Het College stelt vast dat uit rapporten I en II blijkt dat er ten tijde van de beide inspecties kippen rondliepen op het terrein van appellant. Deze kippen hadden toegang tot de voergang en voergoot van de runderen. Uit de rapporten blijkt ook dat er (verse) kippenmest is aangetroffen tussen het voer in de voergoot en op de voergang. Gelet op deze bevindingen en de foto’s die als ondersteunend bewijs dienden, is het College van oordeel dat voldoende is aangetoond dat er kippenmest zat tussen het voer van de runderen. Het College acht het, net als verweerder, aannemelijk dat voer dat is bevuild met kippenmest een risico kan opleveren voor het welzijn van de runderen van appellant. Als dieren voer eten dat bevuild is met kippenmest bestaat er immers een reële kans dat zij besmet raken met ziektes zoals Salmonella. Dat de runderen van appellant gezond ogen, neemt niet weg dat het risico op ziektes aanwezig is. Dit enkele risico is voldoende om aan te nemen dat artikel 2.4, zevende lid, van het Besluit is overtreden. De stellingen van appellant dat het slechts gaat om een geringe hoeveelheid kippenmest en dat de mest is aangetroffen in restjes voer, doet aan dat risico niet af.
De beroepsgrond dat geen sprake was van overtredingen slaagt niet.

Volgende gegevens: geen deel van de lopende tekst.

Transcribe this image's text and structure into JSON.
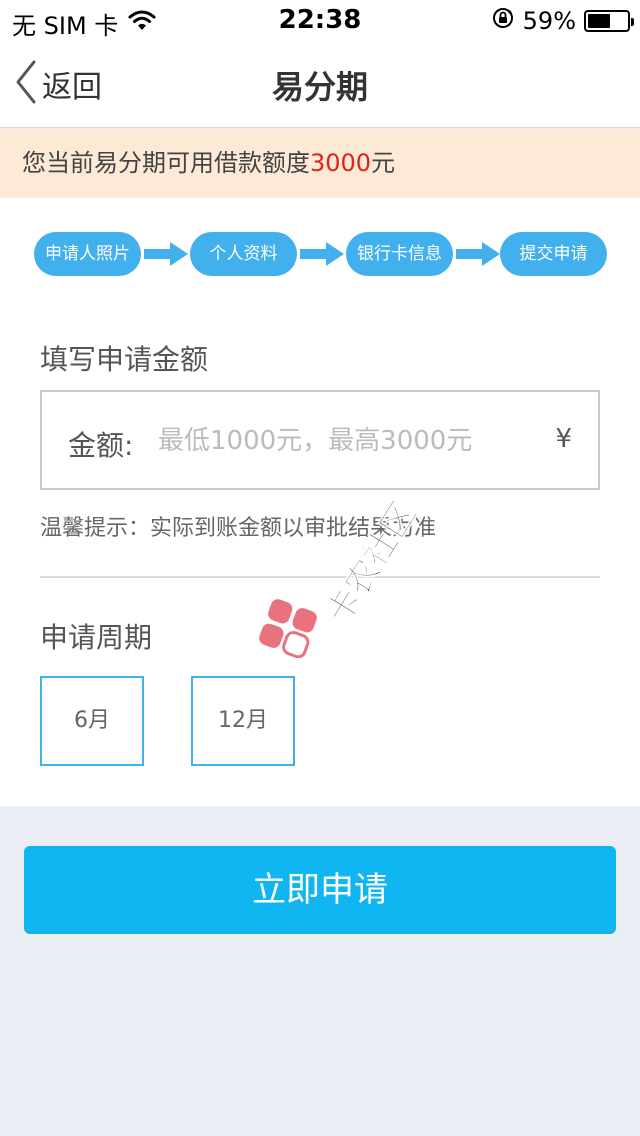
{
  "status_bar": {
    "carrier": "无 SIM 卡",
    "time": "22:38",
    "battery_percent": "59%",
    "battery_level": 0.59
  },
  "nav": {
    "back_label": "返回",
    "title": "易分期"
  },
  "banner": {
    "prefix": "您当前易分期可用借款额度",
    "amount": "3000",
    "suffix": "元"
  },
  "steps": [
    "申请人照片",
    "个人资料",
    "银行卡信息",
    "提交申请"
  ],
  "amount_section": {
    "label": "填写申请金额",
    "field_label": "金额:",
    "placeholder": "最低1000元，最高3000元",
    "value": "",
    "currency_symbol": "¥"
  },
  "tip": "温馨提示：实际到账金额以审批结果为准",
  "period_section": {
    "label": "申请周期",
    "options": [
      "6月",
      "12月"
    ]
  },
  "submit_label": "立即申请",
  "watermark": {
    "text": "卡农社区"
  },
  "colors": {
    "accent": "#41b0ec",
    "button": "#0fb6f1",
    "banner_bg": "#fce9d6",
    "highlight": "#e0231b",
    "page_bg": "#eceff5"
  }
}
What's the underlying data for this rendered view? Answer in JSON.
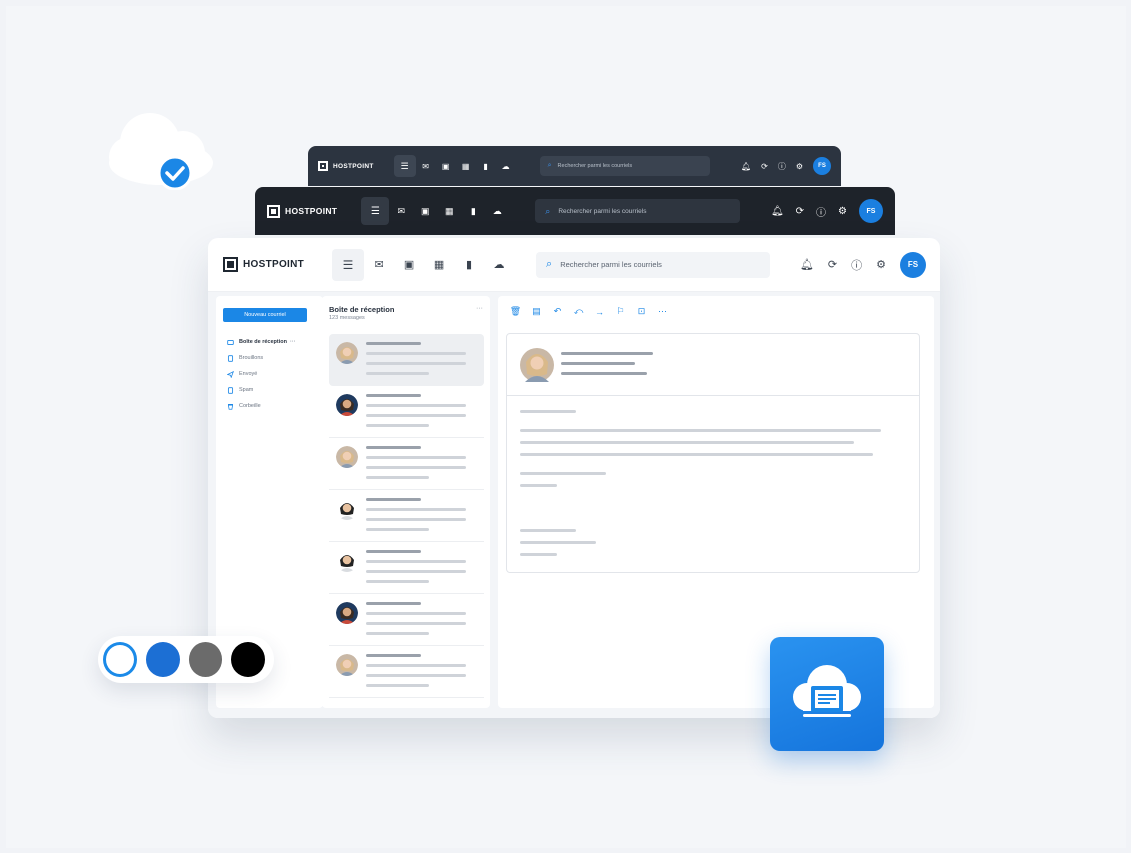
{
  "brand": "HOSTPOINT",
  "search_placeholder": "Rechercher parmi les courriels",
  "user_initials": "FS",
  "compose_label": "Nouveau courriel",
  "folders": [
    {
      "label": "Boîte de réception",
      "icon": "inbox-icon",
      "active": true
    },
    {
      "label": "Brouillons",
      "icon": "draft-icon"
    },
    {
      "label": "Envoyé",
      "icon": "send-icon"
    },
    {
      "label": "Spam",
      "icon": "spam-icon"
    },
    {
      "label": "Corbeille",
      "icon": "trash-icon"
    }
  ],
  "folder_more": "···",
  "inbox": {
    "title": "Boîte de réception",
    "count": "123 messages",
    "more": "···"
  },
  "palette": [
    "#ffffff",
    "#1c6fd4",
    "#6b6b6b",
    "#000000"
  ],
  "accent": "#1b87e6"
}
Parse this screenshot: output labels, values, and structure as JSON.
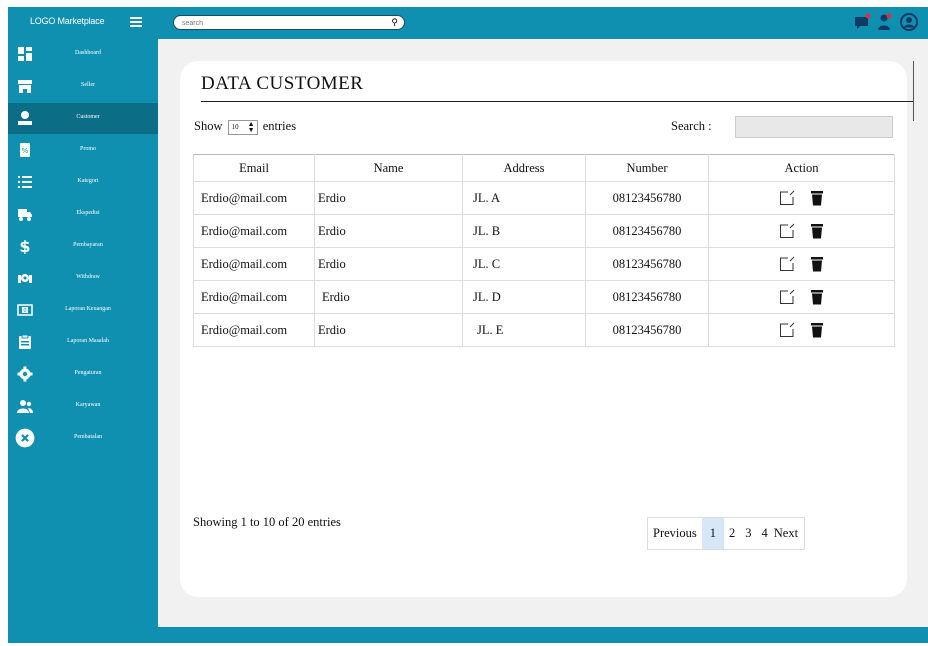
{
  "header": {
    "brand": "LOGO Marketplace",
    "search_placeholder": "search",
    "icons": [
      "chat-notification-icon",
      "user-notification-icon",
      "account-icon"
    ]
  },
  "sidebar": {
    "items": [
      {
        "label": "Dashboard",
        "icon": "dashboard-icon"
      },
      {
        "label": "Seller",
        "icon": "store-icon"
      },
      {
        "label": "Customer",
        "icon": "user-icon",
        "active": true
      },
      {
        "label": "Promo",
        "icon": "promo-tag-icon"
      },
      {
        "label": "Kategori",
        "icon": "list-icon"
      },
      {
        "label": "Ekspedisi",
        "icon": "truck-icon"
      },
      {
        "label": "Pembayaran",
        "icon": "dollar-icon"
      },
      {
        "label": "Withdraw",
        "icon": "withdraw-icon"
      },
      {
        "label": "Laporan Keuangan",
        "icon": "money-icon"
      },
      {
        "label": "Laporan Masalah",
        "icon": "report-icon"
      },
      {
        "label": "Pengaturan",
        "icon": "gear-icon"
      },
      {
        "label": "Karyawan",
        "icon": "users-icon"
      },
      {
        "label": "Pembatalan",
        "icon": "cancel-icon"
      }
    ]
  },
  "main": {
    "title": "DATA CUSTOMER",
    "show_label": "Show",
    "entries_value": "10",
    "entries_label": "entries",
    "search_label": "Search :",
    "columns": [
      "Email",
      "Name",
      "Address",
      "Number",
      "Action"
    ],
    "rows": [
      {
        "email": "Erdio@mail.com",
        "name": "Erdio",
        "address": "JL. A",
        "number": "08123456780"
      },
      {
        "email": "Erdio@mail.com",
        "name": "Erdio",
        "address": "JL. B",
        "number": "08123456780"
      },
      {
        "email": "Erdio@mail.com",
        "name": "Erdio",
        "address": "JL. C",
        "number": "08123456780"
      },
      {
        "email": "Erdio@mail.com",
        "name": "Erdio",
        "address": "JL. D",
        "number": "08123456780"
      },
      {
        "email": "Erdio@mail.com",
        "name": "Erdio",
        "address": "JL. E",
        "number": "08123456780"
      }
    ],
    "showing_text": "Showing 1 to 10 of 20 entries",
    "pagination": {
      "previous": "Previous",
      "pages": [
        "1",
        "2",
        "3",
        "4"
      ],
      "current": "1",
      "next": "Next"
    }
  },
  "colors": {
    "primary": "#1090b0",
    "sidebar_active": "#0c6e86",
    "content_bg": "#f1f1f1",
    "pager_active": "#d7e7f7",
    "notification": "#e0303a"
  }
}
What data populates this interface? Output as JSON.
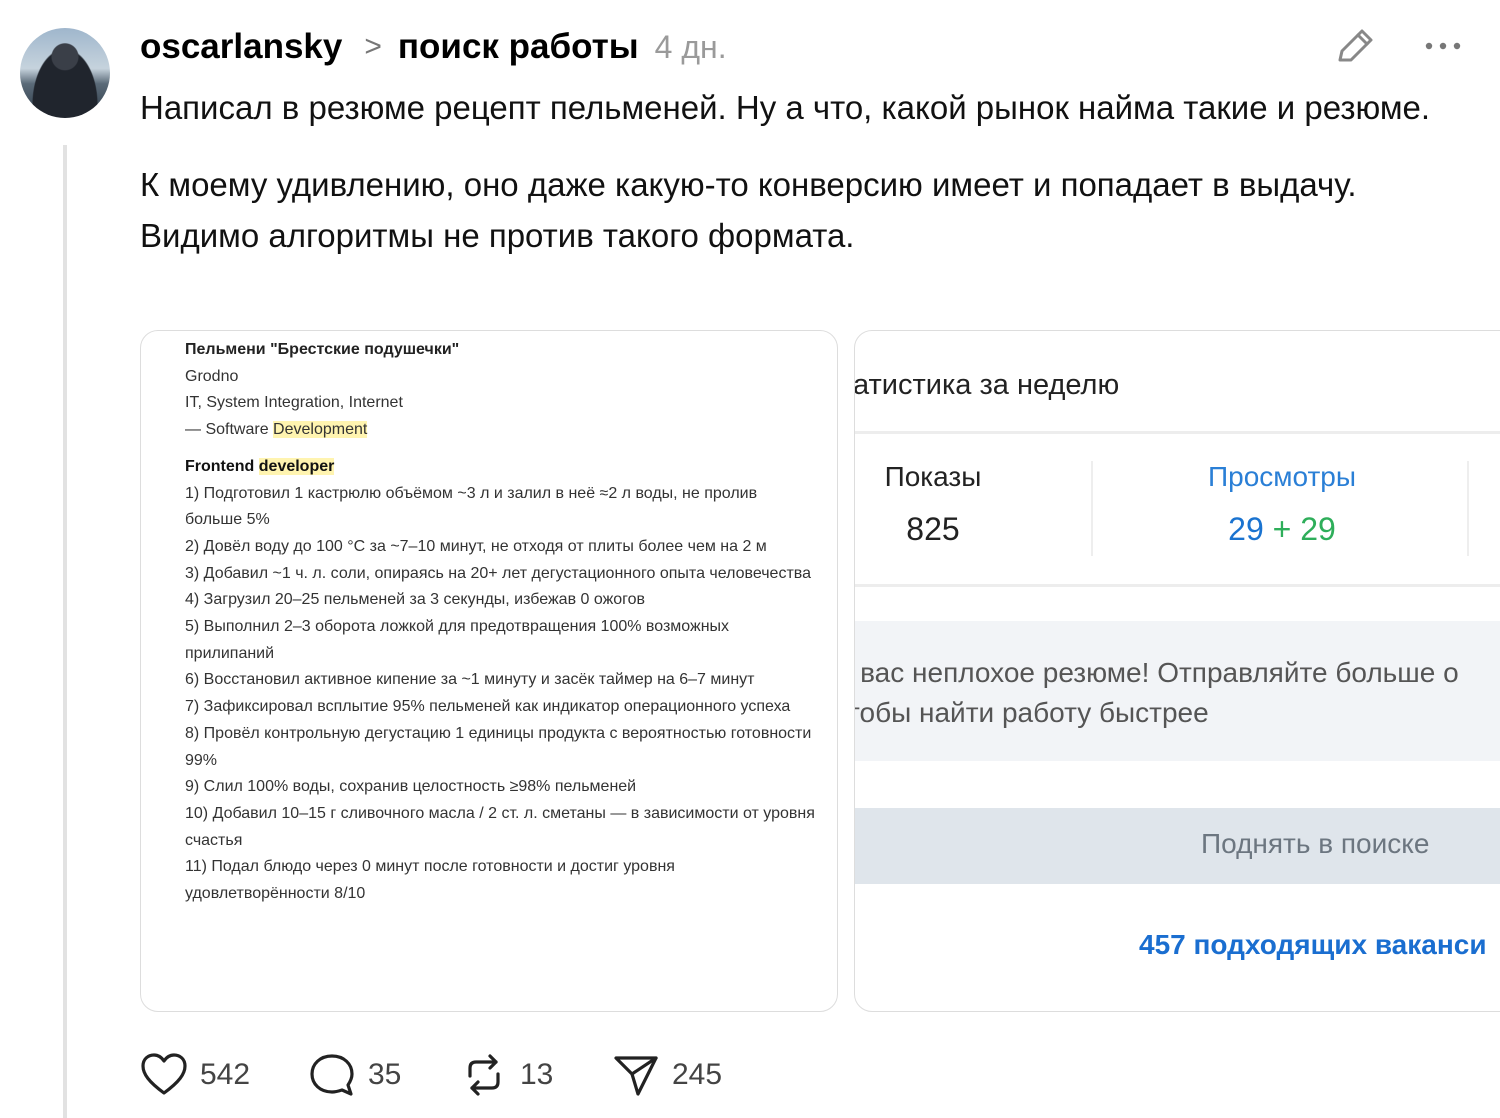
{
  "post": {
    "username": "oscarlansky",
    "community": "поиск работы",
    "time": "4 дн.",
    "paragraphs": [
      "Написал в резюме рецепт пельменей. Ну а что, какой рынок найма такие и резюме.",
      "К моему удивлению, оно даже какую-то конверсию имеет и попадает в выдачу. Видимо алгоритмы не против такого формата."
    ]
  },
  "resume": {
    "title": "Пельмени \"Брестские подушечки\"",
    "city": "Grodno",
    "industry": "IT, System Integration, Internet",
    "sub_prefix": "— Software ",
    "sub_highlight": "Development",
    "section_prefix": "Frontend ",
    "section_highlight": "developer",
    "steps": [
      "1) Подготовил 1 кастрюлю объёмом ~3 л и залил в неё ≈2 л воды, не пролив больше 5%",
      "2) Довёл воду до 100 °C за ~7–10 минут, не отходя от плиты более чем на 2 м",
      "3) Добавил ~1 ч. л. соли, опираясь на 20+ лет дегустационного опыта человечества",
      "4) Загрузил 20–25 пельменей за 3 секунды, избежав 0 ожогов",
      "5) Выполнил 2–3 оборота ложкой для предотвращения 100% возможных прилипаний",
      "6) Восстановил активное кипение за ~1 минуту и засёк таймер на 6–7 минут",
      "7) Зафиксировал всплытие 95% пельменей как индикатор операционного успеха",
      "8) Провёл контрольную дегустацию 1 единицы продукта с вероятностью готовности 99%",
      "9) Слил 100% воды, сохранив целостность ≥98% пельменей",
      "10) Добавил 10–15 г сливочного масла / 2 ст. л. сметаны — в зависимости от уровня счастья",
      "11) Подал блюдо через 0 минут после готовности и достиг уровня удовлетворённости 8/10"
    ]
  },
  "stats": {
    "title": "атистика за неделю",
    "shows_label": "Показы",
    "shows_value": "825",
    "views_label": "Просмотры",
    "views_a": "29",
    "views_plus": "+",
    "views_b": "29",
    "tip_line1": "' вас неплохое резюме! Отправляйте больше о",
    "tip_line2": "тобы найти работу быстрее",
    "raise_label": "Поднять в поиске",
    "vacancies": "457 подходящих ваканси"
  },
  "actions": {
    "likes": "542",
    "comments": "35",
    "reposts": "13",
    "shares": "245"
  },
  "colors": {
    "accent_blue": "#1a73d0",
    "accent_green": "#2eae5a"
  }
}
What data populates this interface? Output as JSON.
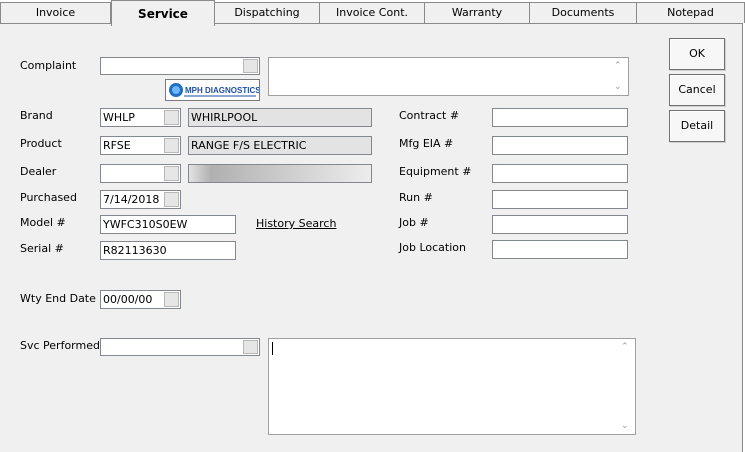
{
  "tabs": [
    "Invoice",
    "Service",
    "Dispatching",
    "Invoice Cont.",
    "Warranty",
    "Documents",
    "Notepad"
  ],
  "active_tab": "Service",
  "buttons": {
    "ok": "OK",
    "cancel": "Cancel",
    "detail": "Detail"
  },
  "logo": {
    "text": "MPH DIAGNOSTICS",
    "mark": "M"
  },
  "labels": {
    "complaint": "Complaint",
    "brand": "Brand",
    "product": "Product",
    "dealer": "Dealer",
    "purchased": "Purchased",
    "model": "Model #",
    "serial": "Serial #",
    "wty_end_date": "Wty End Date",
    "svc_performed": "Svc Performed",
    "contract": "Contract #",
    "mfg_eia": "Mfg EIA #",
    "equipment": "Equipment #",
    "run": "Run #",
    "job": "Job #",
    "job_location": "Job Location"
  },
  "values": {
    "complaint_code": "",
    "complaint_text": "",
    "brand_code": "WHLP",
    "brand_name": "WHIRLPOOL",
    "product_code": "RFSE",
    "product_name": "RANGE F/S ELECTRIC",
    "dealer_code": "",
    "dealer_name": "",
    "purchased": "7/14/2018",
    "model": "YWFC310S0EW",
    "serial": "R82113630",
    "wty_end_date": "00/00/00",
    "svc_performed_code": "",
    "svc_performed_text": "",
    "contract": "",
    "mfg_eia": "",
    "equipment": "",
    "run": "",
    "job": "",
    "job_location": ""
  },
  "links": {
    "history_search": "History Search"
  }
}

Hieruit volgt dat verweerder bevoegd was om een last onder dwangsom op te leggen naar aanleiding van de op 8 februari 2017 geconstateerde overtreding en dat verweerder terecht heeft vastgesteld dat appellant op 24 juli 2017 niet heeft voldaan aan de last, in verband waarmee de dwangsom is verbeurd.
4.1
Voorts stelt appellant zich op het standpunt dat de hoogte van de dwangsom niet in verhouding staat tot de overtreding. Een dwangsom van € 1000,- is te hoog.
4.2
Het College stelt vast dat de last onder dwangsom gedurende twee jaar van toepassing was vanaf 19 april 2017. Deze termijn is inmiddels verlopen. Gedurende deze twee jaar is er éénmaal een dwangsom van € 250,- verbeurd. Gelet op het feit dat de termijn is verlopen en appellant geen andere dwangsommen heeft verbeurd, is het College van oordeel dat deze beroepsgrond geen verdere bespreking behoeft.
5. Het beroep is ongegrond.
6. Voor een proceskostenveroordeling bestaat geen aanleiding.
Beslissing
Het College verklaart het beroep ongegrond.
Deze uitspraak is gedaan door mr. M.M. Smorenburg, in aanwezigheid van mr. C.H.R. Mattheussens, griffier. De beslissing is in het openbaar uitgesproken op 21 mei 2019.